Page MenuHomePhabricator

Fewer results from wdqs nodes running in codfw than eqiad
Closed, ResolvedPublic

Description

Reported by User:Oravrattas via https://www.wikidata.org/wiki/Wikidata:Report_a_technical_problem/WDQS_and_Search#Fewer_results_from_wdqs20*_than_wdqs10*

Running a simple query for all historic Dutch Senators consistently returns different results from all wdqs10* servers, than from all wdqs20* servers. I've been noticing odd results from this for many months, but it was remarkably difficult to track down, because it turns out that any queries I run locally only ever go to wdqs10*; the only way I have been able to replicate the behaviour is to run the query via Github Actions, which hits both sets of servers.

https://github.com/tmtmtmtm/ghatest2 shows this in action: the query in holders.js (including a run-time-specific comment to bypass caching) produces the outputs in results/ (named after the server handling the request and the date/time)

The results are consistent across the servers in each cluster: today each wdqs10* server returns 1361 rows, whereas each wdqs20* only returns 1357. These differences are actually made up of 8 people not being returned at all from wdqs20* (e.g. Q2053506 and Q2770742), 4 people who get returned twice from wdqs20* but only once from wdqs10* (e.g. Q2257961 and Q3469514), and one person who gets the same P39 data returned from each set of servers, but with a different schema:dateModified on each: (Q1845502, last modified on 2022-05-05 in the wdqs10* results, but on 2022-04-15 in the wdqs20* results).

Event Timeline

Recording few findings: checked 3 examples and they both relate to edits happening around 2022-05-05T18:03:00:

These edits all share the same tags #quickstatements; #temporary_batch_1651767610540.
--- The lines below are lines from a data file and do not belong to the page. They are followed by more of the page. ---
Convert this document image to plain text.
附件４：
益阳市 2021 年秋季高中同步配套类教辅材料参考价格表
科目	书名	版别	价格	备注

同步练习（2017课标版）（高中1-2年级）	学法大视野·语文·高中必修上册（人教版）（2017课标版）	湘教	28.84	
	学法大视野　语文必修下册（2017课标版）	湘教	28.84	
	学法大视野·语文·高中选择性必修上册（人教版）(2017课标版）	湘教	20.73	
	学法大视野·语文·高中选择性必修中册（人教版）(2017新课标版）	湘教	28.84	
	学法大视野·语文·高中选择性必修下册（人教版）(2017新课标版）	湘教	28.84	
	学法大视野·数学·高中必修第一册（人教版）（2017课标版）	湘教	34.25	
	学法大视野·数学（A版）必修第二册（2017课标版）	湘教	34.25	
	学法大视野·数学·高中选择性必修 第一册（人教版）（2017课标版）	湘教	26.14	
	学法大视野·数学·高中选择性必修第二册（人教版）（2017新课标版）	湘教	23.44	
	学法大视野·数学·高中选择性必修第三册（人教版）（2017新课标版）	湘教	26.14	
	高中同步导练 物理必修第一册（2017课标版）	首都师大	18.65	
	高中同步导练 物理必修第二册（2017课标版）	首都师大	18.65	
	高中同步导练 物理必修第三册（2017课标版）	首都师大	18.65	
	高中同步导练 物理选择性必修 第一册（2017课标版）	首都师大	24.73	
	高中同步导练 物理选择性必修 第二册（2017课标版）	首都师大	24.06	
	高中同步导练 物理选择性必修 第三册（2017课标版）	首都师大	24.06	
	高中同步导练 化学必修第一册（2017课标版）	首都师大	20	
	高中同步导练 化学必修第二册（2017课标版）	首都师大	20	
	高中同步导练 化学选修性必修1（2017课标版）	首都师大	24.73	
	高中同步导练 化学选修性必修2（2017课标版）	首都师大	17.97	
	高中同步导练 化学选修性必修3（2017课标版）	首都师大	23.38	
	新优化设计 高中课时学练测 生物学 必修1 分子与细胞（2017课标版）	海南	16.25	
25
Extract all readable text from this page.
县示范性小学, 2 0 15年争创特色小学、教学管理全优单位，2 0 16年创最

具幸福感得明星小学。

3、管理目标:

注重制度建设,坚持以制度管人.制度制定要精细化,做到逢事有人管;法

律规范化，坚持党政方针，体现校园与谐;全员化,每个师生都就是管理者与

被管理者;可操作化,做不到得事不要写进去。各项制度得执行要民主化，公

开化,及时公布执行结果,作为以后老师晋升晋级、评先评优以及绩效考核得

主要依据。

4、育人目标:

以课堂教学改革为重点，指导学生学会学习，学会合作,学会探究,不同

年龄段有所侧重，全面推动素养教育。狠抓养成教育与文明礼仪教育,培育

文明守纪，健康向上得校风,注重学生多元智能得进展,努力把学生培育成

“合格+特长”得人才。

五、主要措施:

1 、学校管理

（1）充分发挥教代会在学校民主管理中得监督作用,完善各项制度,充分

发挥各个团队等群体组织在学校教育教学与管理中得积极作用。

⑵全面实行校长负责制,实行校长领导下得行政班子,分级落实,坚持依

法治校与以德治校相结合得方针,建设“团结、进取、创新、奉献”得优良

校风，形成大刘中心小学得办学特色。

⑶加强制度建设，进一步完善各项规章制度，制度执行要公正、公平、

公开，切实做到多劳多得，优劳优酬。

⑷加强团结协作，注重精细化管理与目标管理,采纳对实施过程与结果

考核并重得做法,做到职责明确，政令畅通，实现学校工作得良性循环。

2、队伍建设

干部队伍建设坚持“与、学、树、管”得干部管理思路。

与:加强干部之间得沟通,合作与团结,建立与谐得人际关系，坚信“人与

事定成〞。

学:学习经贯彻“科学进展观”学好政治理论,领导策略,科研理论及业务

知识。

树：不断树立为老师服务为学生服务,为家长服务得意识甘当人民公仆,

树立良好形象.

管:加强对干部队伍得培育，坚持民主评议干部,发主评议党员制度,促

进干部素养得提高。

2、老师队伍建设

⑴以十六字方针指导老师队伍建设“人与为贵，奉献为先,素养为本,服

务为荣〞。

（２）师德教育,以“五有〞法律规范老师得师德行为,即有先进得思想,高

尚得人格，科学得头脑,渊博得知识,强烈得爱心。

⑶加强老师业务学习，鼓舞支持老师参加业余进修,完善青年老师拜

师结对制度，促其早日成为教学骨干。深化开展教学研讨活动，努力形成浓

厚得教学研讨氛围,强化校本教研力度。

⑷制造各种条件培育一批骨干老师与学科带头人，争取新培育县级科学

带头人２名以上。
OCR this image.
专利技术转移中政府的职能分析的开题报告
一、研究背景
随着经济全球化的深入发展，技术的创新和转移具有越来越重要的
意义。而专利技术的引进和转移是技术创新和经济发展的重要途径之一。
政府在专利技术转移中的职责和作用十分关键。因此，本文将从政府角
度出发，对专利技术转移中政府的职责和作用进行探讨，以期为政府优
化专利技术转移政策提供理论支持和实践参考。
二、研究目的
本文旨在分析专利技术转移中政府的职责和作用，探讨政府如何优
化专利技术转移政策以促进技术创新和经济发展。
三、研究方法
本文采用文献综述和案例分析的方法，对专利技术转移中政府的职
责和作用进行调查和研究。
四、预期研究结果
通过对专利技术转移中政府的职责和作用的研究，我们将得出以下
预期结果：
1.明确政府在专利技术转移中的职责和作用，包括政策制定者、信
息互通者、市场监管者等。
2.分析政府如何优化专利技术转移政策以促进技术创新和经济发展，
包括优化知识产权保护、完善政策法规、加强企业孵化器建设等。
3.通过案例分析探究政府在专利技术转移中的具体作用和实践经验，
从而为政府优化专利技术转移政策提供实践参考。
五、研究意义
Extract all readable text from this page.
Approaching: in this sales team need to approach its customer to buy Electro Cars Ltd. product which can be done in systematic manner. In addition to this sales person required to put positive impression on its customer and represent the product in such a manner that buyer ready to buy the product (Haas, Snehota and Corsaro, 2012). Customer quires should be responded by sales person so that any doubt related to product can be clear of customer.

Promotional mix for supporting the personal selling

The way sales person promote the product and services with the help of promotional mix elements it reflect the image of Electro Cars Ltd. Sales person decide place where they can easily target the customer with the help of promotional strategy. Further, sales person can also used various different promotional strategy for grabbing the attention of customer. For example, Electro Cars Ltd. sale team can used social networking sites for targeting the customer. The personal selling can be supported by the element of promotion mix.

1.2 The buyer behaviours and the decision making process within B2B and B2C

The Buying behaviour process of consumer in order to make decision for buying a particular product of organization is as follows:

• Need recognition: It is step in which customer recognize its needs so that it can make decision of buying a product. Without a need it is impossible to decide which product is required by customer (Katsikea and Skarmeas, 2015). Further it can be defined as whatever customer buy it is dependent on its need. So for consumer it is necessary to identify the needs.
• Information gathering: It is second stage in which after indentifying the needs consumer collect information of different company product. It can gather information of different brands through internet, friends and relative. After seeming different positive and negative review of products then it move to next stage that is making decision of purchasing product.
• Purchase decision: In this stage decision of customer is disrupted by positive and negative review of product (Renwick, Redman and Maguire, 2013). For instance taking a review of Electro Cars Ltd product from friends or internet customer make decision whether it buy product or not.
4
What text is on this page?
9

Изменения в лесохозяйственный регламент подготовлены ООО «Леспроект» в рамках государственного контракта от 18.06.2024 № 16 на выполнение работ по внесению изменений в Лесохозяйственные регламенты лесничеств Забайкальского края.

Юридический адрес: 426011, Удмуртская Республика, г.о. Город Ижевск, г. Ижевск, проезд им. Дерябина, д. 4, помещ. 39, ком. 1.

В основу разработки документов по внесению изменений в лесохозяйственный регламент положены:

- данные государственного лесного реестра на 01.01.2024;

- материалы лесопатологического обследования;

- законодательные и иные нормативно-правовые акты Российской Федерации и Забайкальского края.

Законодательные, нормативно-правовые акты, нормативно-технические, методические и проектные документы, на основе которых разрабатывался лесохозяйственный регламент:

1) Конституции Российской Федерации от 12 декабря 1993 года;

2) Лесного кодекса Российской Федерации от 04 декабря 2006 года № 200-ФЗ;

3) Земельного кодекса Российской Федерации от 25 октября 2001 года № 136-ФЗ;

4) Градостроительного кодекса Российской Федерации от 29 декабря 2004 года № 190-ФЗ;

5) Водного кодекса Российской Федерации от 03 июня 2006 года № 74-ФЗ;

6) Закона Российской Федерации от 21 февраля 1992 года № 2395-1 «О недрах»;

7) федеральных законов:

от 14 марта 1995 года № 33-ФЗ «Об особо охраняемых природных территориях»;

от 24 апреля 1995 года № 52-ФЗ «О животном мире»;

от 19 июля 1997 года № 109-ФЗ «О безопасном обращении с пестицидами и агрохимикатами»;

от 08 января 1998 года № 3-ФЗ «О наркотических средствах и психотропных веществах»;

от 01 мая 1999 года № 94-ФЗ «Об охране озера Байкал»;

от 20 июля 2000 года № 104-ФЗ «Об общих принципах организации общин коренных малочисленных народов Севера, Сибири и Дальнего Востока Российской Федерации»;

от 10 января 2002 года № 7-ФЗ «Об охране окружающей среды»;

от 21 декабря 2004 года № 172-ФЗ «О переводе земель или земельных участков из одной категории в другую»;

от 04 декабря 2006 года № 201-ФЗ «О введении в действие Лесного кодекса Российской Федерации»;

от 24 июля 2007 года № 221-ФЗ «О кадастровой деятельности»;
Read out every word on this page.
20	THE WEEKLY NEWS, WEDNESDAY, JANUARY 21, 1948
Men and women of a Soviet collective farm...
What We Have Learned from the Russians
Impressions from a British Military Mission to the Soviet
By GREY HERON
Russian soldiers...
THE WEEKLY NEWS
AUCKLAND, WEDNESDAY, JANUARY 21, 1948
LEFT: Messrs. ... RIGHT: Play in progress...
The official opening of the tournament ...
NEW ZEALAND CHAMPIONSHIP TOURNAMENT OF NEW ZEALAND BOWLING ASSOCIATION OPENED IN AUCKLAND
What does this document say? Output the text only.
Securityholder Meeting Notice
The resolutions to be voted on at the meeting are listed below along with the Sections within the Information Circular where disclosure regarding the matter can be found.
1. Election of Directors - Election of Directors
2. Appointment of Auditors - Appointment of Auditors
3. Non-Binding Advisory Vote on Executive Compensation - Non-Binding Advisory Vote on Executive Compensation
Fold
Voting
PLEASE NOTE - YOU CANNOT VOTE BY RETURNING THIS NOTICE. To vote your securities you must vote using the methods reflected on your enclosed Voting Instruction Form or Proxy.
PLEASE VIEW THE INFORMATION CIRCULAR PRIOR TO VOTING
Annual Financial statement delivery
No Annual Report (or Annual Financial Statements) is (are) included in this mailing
MPhamWMF moved this task from Incoming to Blazegraph on the Wikidata-Query-Service board.

For the past couple of days this has got significantly worse. Running the same script as before, wdqs10* are returning the expected 1360 results¹, but wdqs20* have degraded even more:

  • wdqs2003 and 2004 are four short, as before, with 1356
  • wdqs2009 is returning only 155
  • wdqs2010 is returning only 154
  • wdqs2012 is returning zero

Previously I was only experiencing this with a handful of queries; now it's widespread, making the query service close to unusable for me from Github Actions.


¹ In the previous report the numbers were one higher, as they included the header row. This time I'm only counting data rows.

Mentioned in SAL (#wikimedia-operations) [2023-01-26T07:25:17Z] <dcausse> T322869: depooling wdqs2009 wdqs2010 wdqs2011 wdqs2012 these hosts should not serve user traffic yet they don't have the database loaded

@Oravrattas thanks for the report, I've depooled these machines because these are new hosts that are not ready to serve user traffic yet (they have an empty/partially loaded database).

Note that we are trying to reload the full dataset from dumps, which would correct all those discrepancies. This can be tracked in T323096. We are running into multiple issues, the main one being that the Blazegraph journal gets corrupted during the import (see T263110). The only reasonable option we have at this time is to try again (and again) to import the dumps and hope that it eventually work. Obviously this isn't a long term solution and we need to come up with an alternative (probably either splitting the graph to work with more reasonable data sizes or move to a different RDF backend).

bking subscribed.

The WDQS data reload is complete (ref T323096 ). At this point, we believe codfw and eqiad should consistently output the same results for the same query. @Oravrattas are you able to re-run your query and confirm?

Thanks for your patience during this lengthy endeavour.

Gehel claimed this task.
Gehel closed subtask T323096: WDQS Data Reload as Resolved.